“Choice, Consequence and Complicity”
These are my notes for the 2016 GDC Talk by Alexis Kennedy, the creator of Fallen London, a narrative game with a delightful gleefully dark setting. For a few months in the early 2010s I was really engrossed in it.
- Failbetter Games’ central idea: nonlinear narrative with handcrafted prose (and great 2D art).
- There is a continuum between really procedural (Dwarf Fortress) and really scripted (Twine games, Choose Your Own Adventure). Failbetter is 75% of the way to scripted.
- Tools and techniques for building interesting, emotionally resonant choice and consequence.
- What is “complicity”? It is the emotional experience you have when making a choice.
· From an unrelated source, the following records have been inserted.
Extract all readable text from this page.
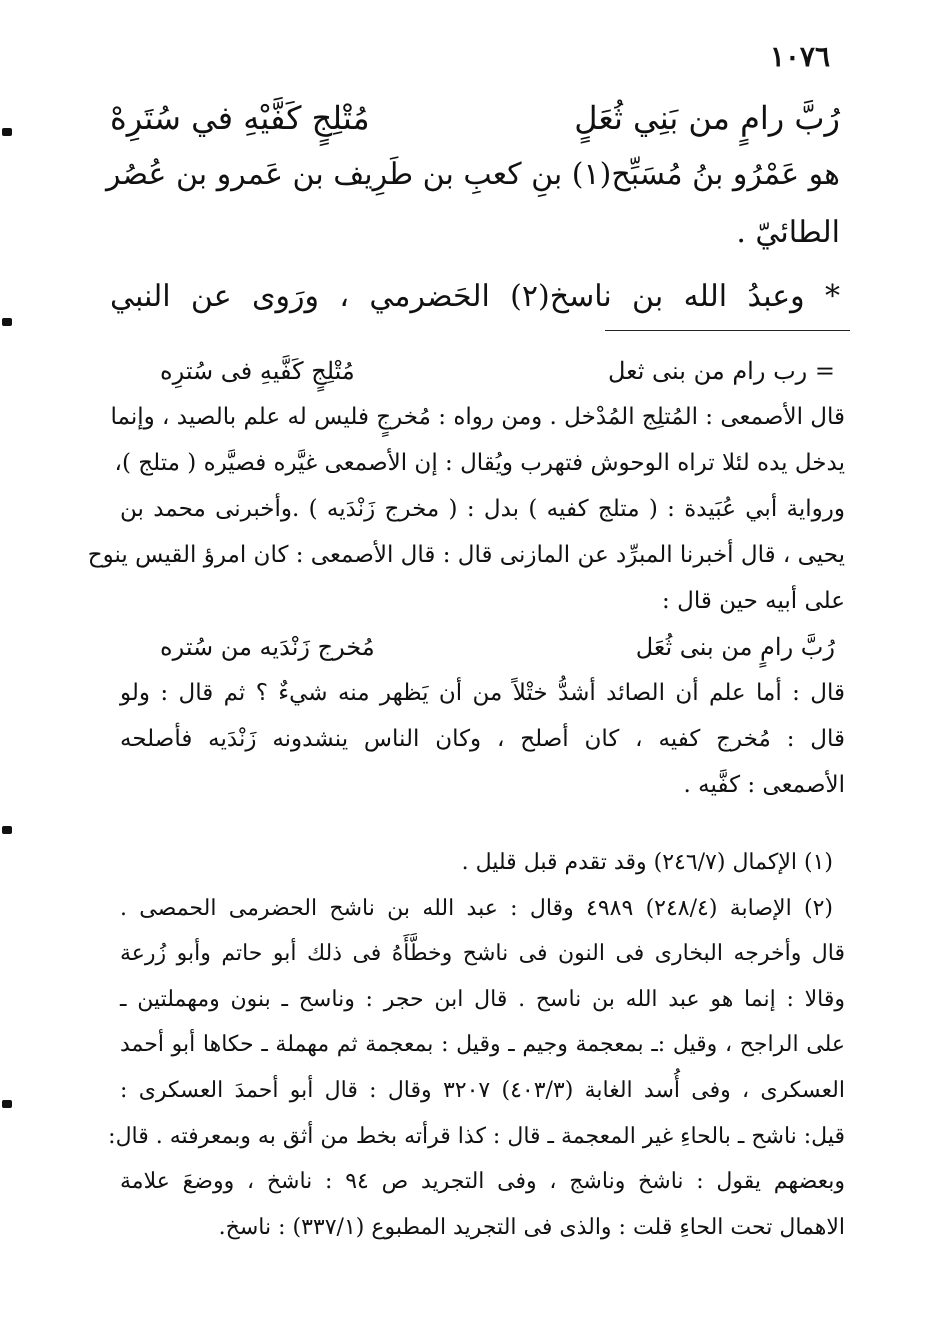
١٠٧٦
رُبَّ رامٍ من بَنِي ثُعَلٍ
مُتْلِجٍ كَفَّيْهِ في سُتَرِهْ
هو عَمْرُو بنُ مُسَبِّح(١) بنِ كعبِ بن طَرِيف بن عَمرو بن عُصُر
الطائيّ .
* وعبدُ الله بن ناسخ(٢) الحَضرمي ، ورَوى عن النبي
= رب رام من بنى ثعل
مُتْلِجٍ كَفَّيهِ فى سُترِه
قال الأصمعى : المُتلِج المُدْخل . ومن رواه : مُخرجٍ فليس له علم بالصيد ، وإنما
يدخل يده لئلا تراه الوحوش فتهرب ويُقال : إن الأصمعى غيَّره فصيَّره ( متلج )،
ورواية أبي عُبَيدة : ( متلج كفيه ) بدل : ( مخرج زَنْدَيه ) .وأخبرنى محمد بن
يحيى ، قال أخبرنا المبرِّد عن المازنى قال : قال الأصمعى : كان امرؤ القيس ينوح
على أبيه حين قال :
رُبَّ رامٍ من بنى ثُعَل
مُخرج زَنْدَيه من سُتره
قال : أما علم أن الصائد أشدُّ ختْلاً من أن يَظهر منه شيءٌ ؟ ثم قال : ولو
قال : مُخرج كفيه ، كان أصلح ، وكان الناس ينشدونه زَنْدَيه فأصلحه
الأصمعى : كفَّيه .
(١) الإكمال (٢٤٦/٧) وقد تقدم قبل قليل .
(٢) الإصابة (٢٤٨/٤) ٤٩٨٩ وقال : عبد الله بن ناشح الحضرمى الحمصى .
قال وأخرجه البخارى فى النون فى ناشح وخطَّأَهُ فى ذلك أبو حاتم وأبو زُرعة
وقالا : إنما هو عبد الله بن ناسح . قال ابن حجر : وناسح ـ بنون ومهملتين ـ
على الراجح ، وقيل :ـ بمعجمة وجيم ـ وقيل : بمعجمة ثم مهملة ـ حكاها أبو أحمد
العسكرى ، وفى أُسد الغابة (٤٠٣/٣) ٣٢٠٧ وقال : قال أبو أحمدَ العسكرى :
قيل: ناشح ـ بالحاءِ غير المعجمة ـ قال : كذا قرأته بخط من أثق به وبمعرفته . قال:
وبعضهم يقول : ناشخ وناشج ، وفى التجريد ص ٩٤ : ناشخ ، ووضعَ علامة
الاهمال تحت الحاءِ قلت : والذى فى التجريد المطبوع (٣٣٧/١) : ناسخ.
- In Sunless Sea one can face the choice of whether to cheat on one’s spouse with an officer. This has consequences: narrative (increased understanding between characters), gameplay (the Terror statistic is reduced), and deferred (what happens upon your return home). If one chooses to cheat, a bit of narrative is an immediate emotional reward.
- A good, well-crafted interactive narrative has many things in common with a mixed cocktail.
- Theme. What is on the player’s mind? You want to find choices that comment on, elaborate on the theme. (E.g., light, darkness, loneliness, survival, terror, coming home in Sunless Sea.)
- What is going on? Could the player explain the choice in one sentence. Quality over quantity.
- Mechanical significance. Nonlinear narrative is more than just branching. Choices can tie into game mechanics. (Example of a bad choice: to go left, right, or straight ahead. The player has no idea what this leads to. Better: go through Mirkwood, the Gap of Rohan, or Moria. It’s understandable and a resource, or mechanical, choice.)
- The number of choices: two (dramatic, elegant), three (asymmetrical; allows commentary), or five (generous; you can lock off one or two).
- Breaking the rule: a 47-option choice in Fallen London. It seems very generous.
- The number of choices: two (dramatic, elegant), three (asymmetrical; allows commentary), or five (generous; you can lock off one or two).
- The road not taken. (E.g., you’ve romanced the Doctor; you can’t romance the Navigator.) Show unavailable choices. People are afraid it breaks immersion. To a degree it does, but it shows the consequences of a prior choice. It is a reason to replay the game.
- Player motives: show, don’t tell. Convey the different motives in the description of the possible actions, don’t state them. This adds more color.
- Complicity. Vivid flavors: “vengeance feels good”, “I’m so smooth”, “poor doggie”, “what have I done”, etc.
- Some of the choices that get the strongest response are fantasies of failure. E.g., “Seeking Mr Eaten’s Name” in Fallen London.
- “Go screw yourself, developer”. Allowing the player to rebel against the things you appear to be imposing. Devious.
- Living with consequences.
- Visibility:
- If the player doesn’t notice it, it didn’t happen. (Game mechanics useful here.)
- Corollary: The more the player notices it, the more it happens.
- The more happens, the less the player notices the individual things.
- Surprisingly effective tricks:
- String token replacement. “A [title] of your quality.” A cheap trick.
- Widely applicable text.
- Underspecificed narrative.
- Visibility:
- Story + Concision + Design.
- Emily Short: “Whatever you can communicate sufficiently in game mechanics, you should put there instead of in text.”
- For a writer it is tempting to fix a design problem by throwing words at it.
- Your player:
- Isn’t paying you by the word;
- Wants to cooperate with you in having an experience;
- Can cooperate through mechanics.
- Indicate the value of a resource through writing.
- Why?
- Players crave attention and self-expression.